Kimin iyi oyuncu olduğuna, ya da oyunculukta kimin
niyetinin ne olduğuna karar vermek, kimsenin elinde değil elbette. Mesele neden
bu kadar fazla oyuncu olduğu ya da neden bu kadar fazla tiyatro mekanı olduğu da
değil, bu niceliksel artışın bu değişimin, nitelikte nasıl bir değişiklik yarattığı.
Oyunlar kötüleşiyor demek istemiyorum... İyi oyunlar
var, kötü oyunlar var, bana göre olmayan oyunlar var, anlamadığım oyunlar var,
tam-olmamış oyunlar var vs. Ama oyunculuk
-ya da oyunculuk algısı diyelim- gitgide kötüleşiyor. Oyuncu, kendisini ve
oyunu, bir araştırma, kendini açma alanı; hakikâte belki bir an temas
edebileceği uçsuz bucaksız bir dünya olarak algılamaktan vazgeçiyor. Zanaat
olan kısmın öğretilmesi/ öğrenilmesi elbette daha kolay. Fakat sanatlı olan
kısım öğrenilecek/ öğretilecek bir kısım değil. Oraya sadece kendin
gidebilirsin. Bu yüzden David Mamet “Oyuncular
için Pratik Elkitabı”na yazdığı önsözde çoğu tiyatro hocasının “sahtekar”
olduğunu söyler. İster üniversitede eğitim almış olsun, ister”eskisinden”
aktarım almış olsun, oyunculuk öğrenilecek/ öğretilecek bir şey değildir.
Benim için oyunculuğun en önemli kısmı “hakikât”e
temas etme kısmı. Oğuz Arıcı’yla
yaptığımız derslerin bir tanesinde “romanda gerçeklik”in ne olup ne olmadığını
tartışırken böyle bir gündemimiz olmuştu. Romanı okurken okurla yazar arasında
yapılan bir gizli anlaşmadan bahsetmiştik. Okur, okuduklarının kurmaca olduğunu
bilir fakat buna inanmak ister. Yazar da, okurun, kurmaca olduğunu bildiği
şeylere inanmak isteğinin farkında olarak yazar. Okur da bunu bilir vs. Bu
kurmacaya inanma isteğinin nereden kaynaklandığını konuşurken şöyle bir noktayı
vurgulamıştık:
Gündelik
hayat, yani çalıştığımız, okuduğumuz yemek yediğimiz hayat, gerçek. Fakat bu
gerçeklik bizim için yeterli değil- en azından Anna Karanina’nın hayatına
kıyasla. Ama kurmaca olduğunu bildiğimiz halde Anna Karanina bize daha gerçek
geliyor. Çünkü orada hakikât’e temas ediyoruz ve bu temas ancak sanat
aracılığıyla mümkün oluyor. Peki o zaman neye gerçek neye kurmaca diyoruz?
Benim için oyunculuk işte
bu satırların arasında gizli biraz. Mutlaka seyirci karşısında olmama gerek de
yok- bazen tek başıma çalışırken de böyle ufak açılma anları ya da “giz”ler
yakalıyorum, kendi kendime gülümsüyorum.
Bölüm-2
Eğer yazının buraya kadarki kısmında “ben de
böyleyim” ya da “keyfimin kâhyası mısın?” diyorsanız bu eleştirim size değil tabi ki.

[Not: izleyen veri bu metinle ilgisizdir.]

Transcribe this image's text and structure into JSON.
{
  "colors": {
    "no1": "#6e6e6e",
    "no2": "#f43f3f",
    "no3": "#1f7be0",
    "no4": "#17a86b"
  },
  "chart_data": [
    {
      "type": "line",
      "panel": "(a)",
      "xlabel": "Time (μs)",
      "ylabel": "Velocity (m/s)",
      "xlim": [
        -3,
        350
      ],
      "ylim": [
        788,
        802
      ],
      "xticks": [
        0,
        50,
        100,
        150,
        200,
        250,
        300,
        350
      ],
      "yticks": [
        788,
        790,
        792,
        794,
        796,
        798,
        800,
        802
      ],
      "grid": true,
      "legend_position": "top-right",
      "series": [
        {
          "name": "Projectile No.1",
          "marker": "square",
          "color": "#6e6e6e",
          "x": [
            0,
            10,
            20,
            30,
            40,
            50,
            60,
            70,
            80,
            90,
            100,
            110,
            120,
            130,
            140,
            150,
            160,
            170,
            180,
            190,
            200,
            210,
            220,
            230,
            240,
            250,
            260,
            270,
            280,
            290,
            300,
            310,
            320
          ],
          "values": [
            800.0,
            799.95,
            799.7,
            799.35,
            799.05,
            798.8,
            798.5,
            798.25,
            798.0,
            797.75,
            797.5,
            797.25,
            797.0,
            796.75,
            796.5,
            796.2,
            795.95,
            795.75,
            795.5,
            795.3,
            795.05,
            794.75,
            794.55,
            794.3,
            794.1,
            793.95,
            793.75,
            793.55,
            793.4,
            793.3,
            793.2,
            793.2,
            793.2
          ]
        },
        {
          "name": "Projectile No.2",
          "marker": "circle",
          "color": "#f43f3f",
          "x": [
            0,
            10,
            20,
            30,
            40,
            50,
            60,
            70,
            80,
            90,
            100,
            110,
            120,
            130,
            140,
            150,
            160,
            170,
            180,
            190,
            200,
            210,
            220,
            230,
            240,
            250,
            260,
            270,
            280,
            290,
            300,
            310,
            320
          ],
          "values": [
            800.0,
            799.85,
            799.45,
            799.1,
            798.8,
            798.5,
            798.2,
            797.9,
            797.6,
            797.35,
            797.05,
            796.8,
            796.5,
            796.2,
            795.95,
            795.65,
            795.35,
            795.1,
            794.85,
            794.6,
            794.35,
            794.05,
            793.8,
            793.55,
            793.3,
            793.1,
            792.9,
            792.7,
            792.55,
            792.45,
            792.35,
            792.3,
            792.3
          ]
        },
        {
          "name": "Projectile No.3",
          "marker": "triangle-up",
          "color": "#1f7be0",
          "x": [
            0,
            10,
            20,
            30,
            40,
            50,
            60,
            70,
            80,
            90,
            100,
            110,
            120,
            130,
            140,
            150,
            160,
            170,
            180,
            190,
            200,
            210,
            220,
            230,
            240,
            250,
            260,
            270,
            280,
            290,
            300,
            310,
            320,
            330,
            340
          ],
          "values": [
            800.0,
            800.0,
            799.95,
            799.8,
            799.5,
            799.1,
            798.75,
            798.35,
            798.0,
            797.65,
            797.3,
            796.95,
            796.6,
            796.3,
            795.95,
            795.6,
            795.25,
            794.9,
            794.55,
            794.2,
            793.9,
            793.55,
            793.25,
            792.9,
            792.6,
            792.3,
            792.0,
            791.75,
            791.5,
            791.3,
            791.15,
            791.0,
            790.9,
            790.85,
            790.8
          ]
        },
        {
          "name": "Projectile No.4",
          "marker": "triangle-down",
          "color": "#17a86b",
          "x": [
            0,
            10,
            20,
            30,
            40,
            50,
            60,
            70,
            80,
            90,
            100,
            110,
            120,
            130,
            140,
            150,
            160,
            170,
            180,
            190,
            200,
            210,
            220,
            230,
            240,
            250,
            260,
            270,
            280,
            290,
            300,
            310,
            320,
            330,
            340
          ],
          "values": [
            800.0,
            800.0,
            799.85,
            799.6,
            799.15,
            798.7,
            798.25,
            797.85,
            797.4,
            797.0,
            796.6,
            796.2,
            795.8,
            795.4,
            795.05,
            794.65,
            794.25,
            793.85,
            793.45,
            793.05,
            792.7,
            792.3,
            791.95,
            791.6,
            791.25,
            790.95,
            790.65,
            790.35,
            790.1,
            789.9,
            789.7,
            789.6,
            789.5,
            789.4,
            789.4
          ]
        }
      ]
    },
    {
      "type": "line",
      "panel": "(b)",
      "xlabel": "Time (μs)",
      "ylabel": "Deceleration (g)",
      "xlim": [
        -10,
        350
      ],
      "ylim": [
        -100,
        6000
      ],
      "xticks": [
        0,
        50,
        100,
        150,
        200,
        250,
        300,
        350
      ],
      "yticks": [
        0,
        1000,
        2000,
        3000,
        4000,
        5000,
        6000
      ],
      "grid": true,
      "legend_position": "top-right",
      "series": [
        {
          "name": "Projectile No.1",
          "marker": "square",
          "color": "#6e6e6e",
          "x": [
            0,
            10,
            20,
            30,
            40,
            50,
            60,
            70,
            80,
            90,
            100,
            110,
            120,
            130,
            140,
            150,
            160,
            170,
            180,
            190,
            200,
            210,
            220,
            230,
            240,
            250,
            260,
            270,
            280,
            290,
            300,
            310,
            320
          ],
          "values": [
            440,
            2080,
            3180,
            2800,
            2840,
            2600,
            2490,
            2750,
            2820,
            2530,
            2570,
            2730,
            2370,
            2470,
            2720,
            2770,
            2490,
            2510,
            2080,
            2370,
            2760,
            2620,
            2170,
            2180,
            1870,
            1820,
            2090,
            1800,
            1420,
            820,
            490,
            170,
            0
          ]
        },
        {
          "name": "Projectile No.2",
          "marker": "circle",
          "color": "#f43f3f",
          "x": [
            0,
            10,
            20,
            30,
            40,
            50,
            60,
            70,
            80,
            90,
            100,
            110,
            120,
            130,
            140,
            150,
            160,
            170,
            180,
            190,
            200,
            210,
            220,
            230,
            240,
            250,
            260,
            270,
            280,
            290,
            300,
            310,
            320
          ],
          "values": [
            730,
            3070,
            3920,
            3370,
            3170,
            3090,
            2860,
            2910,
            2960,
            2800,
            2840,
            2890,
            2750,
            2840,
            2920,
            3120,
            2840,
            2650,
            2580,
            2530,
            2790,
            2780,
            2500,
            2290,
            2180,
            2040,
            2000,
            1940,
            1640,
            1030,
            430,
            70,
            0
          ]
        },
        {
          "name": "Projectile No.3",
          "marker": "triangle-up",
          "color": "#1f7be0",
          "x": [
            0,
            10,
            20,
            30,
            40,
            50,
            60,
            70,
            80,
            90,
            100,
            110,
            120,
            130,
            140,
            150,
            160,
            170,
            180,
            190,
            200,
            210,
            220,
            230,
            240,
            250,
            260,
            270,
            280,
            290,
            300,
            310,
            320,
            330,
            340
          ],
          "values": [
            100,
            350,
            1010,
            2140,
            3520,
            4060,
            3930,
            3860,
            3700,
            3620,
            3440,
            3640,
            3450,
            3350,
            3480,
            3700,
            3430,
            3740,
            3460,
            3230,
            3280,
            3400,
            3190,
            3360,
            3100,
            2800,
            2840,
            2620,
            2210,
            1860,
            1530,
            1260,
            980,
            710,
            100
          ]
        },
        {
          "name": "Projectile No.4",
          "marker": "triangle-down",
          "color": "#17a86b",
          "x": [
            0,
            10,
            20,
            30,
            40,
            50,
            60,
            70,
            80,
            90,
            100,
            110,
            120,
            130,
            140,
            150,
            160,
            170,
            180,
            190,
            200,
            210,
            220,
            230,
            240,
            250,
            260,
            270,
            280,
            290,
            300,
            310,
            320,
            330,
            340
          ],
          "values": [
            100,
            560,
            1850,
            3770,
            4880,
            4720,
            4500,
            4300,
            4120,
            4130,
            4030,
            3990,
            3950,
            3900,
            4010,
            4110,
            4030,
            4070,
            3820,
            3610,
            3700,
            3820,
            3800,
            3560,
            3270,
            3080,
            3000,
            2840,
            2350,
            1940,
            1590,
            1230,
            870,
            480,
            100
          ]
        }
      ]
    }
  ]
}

(Oyunculuk keyifle yapılan bir meslek olduğu sürece zaten itirazım yok.) Ama
Devlet Tiyatrosu’nda memur olmak için ya da her ay yeni bir oyun eskitmek için
oyunculuk mesleğini seçenleri anlayamıyorum. Bir çırpıda yapılan provalar ve
hemen ardından “halka sanat götürmek”
gibi komik amaçlarla çıkılan turneler sonucu, tiyatrodan en keyif alınan anlar oyun araları ya da turne otobüs yolculuklarında
yapılan sohbetlere dönüşüyor.
“Benim
Adım Kırmızı” romanı, -ta Osmanlıdan bu yana bizde görülen- batılı olma ile
doğulu olma arasındaki sıkışmışlığımız üzerine kurulu. Üstelik bu sıkışmışlığı,
nakkaşlık, hattatlık gibi doğuya ait bir resim sanatı üzerinden, yine doğuya
özgü bir meddah anlatısına yakın, fakat son tahlilde batılı bir yazım biçimi
olan romanla aktarıyor. İşte burada bize oyuncu olarak da bir alan açılıyor.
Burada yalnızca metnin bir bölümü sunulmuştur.